But seldom one without two and scarcely had Chas been shed than lo from out the Grosvenor sprang the homespun Poet wiping his mouth and a little saprophile of an anonymous politico-ploughboy setting him off. The Poet sucked his teeth over this unexpected pleasure. The golden eastern lay of his bullet head was muted by no covering. Beneath the Wally Whitmaneen of his Donegal tweeds a body was to be presumed. He gave the impression of having lost a harrow and found a figure of speech. Belacqua was numbed.

“Drink” decreed the Poet in a voice of thunder.

Belacqua slunk at his heels into the Grosvenor, the gimlet eyes of the saprophile probed his loins.

“Now” exulted the Poet, as though he had just brought an army across the Beresina, “give it a name and knock it back.”

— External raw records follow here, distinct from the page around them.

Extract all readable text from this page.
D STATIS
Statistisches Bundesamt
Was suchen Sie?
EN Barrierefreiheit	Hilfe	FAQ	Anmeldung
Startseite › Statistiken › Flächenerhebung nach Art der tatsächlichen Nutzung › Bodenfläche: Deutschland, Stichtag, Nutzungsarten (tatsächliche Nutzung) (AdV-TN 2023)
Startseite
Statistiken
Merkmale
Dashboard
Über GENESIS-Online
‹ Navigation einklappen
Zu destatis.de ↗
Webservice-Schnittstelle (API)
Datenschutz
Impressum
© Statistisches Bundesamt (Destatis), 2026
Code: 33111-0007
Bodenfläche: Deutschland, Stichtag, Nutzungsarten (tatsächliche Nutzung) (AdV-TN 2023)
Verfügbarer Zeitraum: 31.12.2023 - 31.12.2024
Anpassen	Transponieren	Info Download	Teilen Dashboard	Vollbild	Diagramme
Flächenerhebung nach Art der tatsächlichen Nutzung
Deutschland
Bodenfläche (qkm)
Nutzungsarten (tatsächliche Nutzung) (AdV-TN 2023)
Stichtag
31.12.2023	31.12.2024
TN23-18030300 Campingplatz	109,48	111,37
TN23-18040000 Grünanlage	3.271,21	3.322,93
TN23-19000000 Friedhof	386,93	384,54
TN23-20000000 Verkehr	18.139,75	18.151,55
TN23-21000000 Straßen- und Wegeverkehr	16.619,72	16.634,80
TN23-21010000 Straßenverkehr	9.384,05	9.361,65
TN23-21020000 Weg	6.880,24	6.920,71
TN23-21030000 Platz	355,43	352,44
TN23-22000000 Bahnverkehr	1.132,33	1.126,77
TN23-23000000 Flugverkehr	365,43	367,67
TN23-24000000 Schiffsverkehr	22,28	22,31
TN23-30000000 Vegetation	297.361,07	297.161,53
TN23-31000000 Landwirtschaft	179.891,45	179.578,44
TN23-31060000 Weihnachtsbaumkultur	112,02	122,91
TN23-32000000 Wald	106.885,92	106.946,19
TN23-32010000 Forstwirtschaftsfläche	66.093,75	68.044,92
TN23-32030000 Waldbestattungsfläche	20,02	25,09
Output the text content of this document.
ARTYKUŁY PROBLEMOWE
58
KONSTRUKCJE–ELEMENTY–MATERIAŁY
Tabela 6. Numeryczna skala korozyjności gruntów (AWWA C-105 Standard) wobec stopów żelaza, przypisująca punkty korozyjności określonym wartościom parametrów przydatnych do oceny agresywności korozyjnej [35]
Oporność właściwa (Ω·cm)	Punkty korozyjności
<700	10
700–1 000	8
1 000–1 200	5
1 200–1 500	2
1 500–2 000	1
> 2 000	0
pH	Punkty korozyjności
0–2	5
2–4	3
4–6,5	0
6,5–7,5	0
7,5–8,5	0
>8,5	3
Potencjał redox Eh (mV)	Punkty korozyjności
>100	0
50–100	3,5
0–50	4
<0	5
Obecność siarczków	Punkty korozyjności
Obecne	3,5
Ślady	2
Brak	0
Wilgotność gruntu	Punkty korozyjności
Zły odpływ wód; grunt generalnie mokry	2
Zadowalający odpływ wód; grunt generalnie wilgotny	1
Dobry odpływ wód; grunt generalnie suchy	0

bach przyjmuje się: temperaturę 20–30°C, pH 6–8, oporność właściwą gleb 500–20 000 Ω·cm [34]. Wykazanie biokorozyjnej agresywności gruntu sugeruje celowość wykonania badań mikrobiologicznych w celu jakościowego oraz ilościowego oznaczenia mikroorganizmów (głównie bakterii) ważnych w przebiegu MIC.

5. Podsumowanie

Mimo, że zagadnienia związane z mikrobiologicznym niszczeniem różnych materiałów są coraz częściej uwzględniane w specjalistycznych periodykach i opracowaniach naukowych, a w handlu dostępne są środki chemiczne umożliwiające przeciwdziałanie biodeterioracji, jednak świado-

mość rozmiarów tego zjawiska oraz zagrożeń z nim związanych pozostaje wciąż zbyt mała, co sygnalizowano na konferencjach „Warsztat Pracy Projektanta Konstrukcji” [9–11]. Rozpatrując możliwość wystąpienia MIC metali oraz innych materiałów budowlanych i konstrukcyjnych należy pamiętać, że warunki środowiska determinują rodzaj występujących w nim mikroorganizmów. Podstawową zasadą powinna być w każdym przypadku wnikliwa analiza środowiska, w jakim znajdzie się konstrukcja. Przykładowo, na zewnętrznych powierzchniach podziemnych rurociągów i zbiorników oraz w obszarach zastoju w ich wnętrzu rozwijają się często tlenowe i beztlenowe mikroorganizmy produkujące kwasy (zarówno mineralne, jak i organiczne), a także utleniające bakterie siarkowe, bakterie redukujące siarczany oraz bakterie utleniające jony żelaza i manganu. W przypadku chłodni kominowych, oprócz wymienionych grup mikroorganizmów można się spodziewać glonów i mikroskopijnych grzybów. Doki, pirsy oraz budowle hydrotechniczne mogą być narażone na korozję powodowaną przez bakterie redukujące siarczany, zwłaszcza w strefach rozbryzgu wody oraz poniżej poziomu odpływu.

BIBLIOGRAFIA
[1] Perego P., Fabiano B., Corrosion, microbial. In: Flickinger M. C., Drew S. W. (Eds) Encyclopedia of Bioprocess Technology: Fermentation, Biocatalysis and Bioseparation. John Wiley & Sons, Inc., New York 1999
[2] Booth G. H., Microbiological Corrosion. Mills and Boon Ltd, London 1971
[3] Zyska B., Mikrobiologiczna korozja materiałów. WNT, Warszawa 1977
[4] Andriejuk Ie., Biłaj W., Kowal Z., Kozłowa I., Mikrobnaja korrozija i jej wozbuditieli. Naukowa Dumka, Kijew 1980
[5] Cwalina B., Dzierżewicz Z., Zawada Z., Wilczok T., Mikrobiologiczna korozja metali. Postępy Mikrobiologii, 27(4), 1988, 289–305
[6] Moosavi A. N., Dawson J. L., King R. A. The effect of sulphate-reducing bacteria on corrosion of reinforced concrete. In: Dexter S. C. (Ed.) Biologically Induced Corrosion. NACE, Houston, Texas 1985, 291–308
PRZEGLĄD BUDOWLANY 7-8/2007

“Pardon me” stuttered Belacqua “just a moment, will you be so kind.” He waddled out of the bar and into the street and up it at all speed and into the lowly public through the groceries door like a bit of dirt into a Hoover. This was a rude thing to do. When intimidated he was rude beyond measure, not timidly insolent like Stendhal's Comte de Thaler, but finally rude on the sly. Timidly insolent when, as by Chas, exasperated; finally rude on the sly when intimidated, outrageously rude behind the back of his oppressor. This was one of his little peculiarities.

He bought a paper of a charming little sloven, no but a truly exquisite little page, a freelance clearly, he would not menace him, he skipped in on his miry bare feet with only three or four under his oxter for sale. Belacqua gave him a thruppenny bit and a cigarette picture. He sat to himself on a stool in the central leaf of the main triptych, his feet on a round so high that his knees topped the curb of the counter (admirable posture for man with weak bladder and tendency to ptosis of viscera), drank despondent porter (but he dared not budge) and devoured the paper.

“A woman” he read with a thrill “is either: a short-below-the-waist, a big-hip, a sway-back, a big-abdomen or an average. If the bust be too cogently controlled, then shall fat roll from scapula to scapula. If it be made passable and slight, then shall the diaphragm bulge and be unsightly. Why not therefore invest
chez
a reputable corset-builder in the brassière-cum-corset décolleté, made from the finest Broches, Coutils and Elastics, centuple stitched in wearing parts, fitted with immovable spiral steels? It bestows stupendous diaphragm and hip support, it enhances the sleeveless backless neckless evening gown…”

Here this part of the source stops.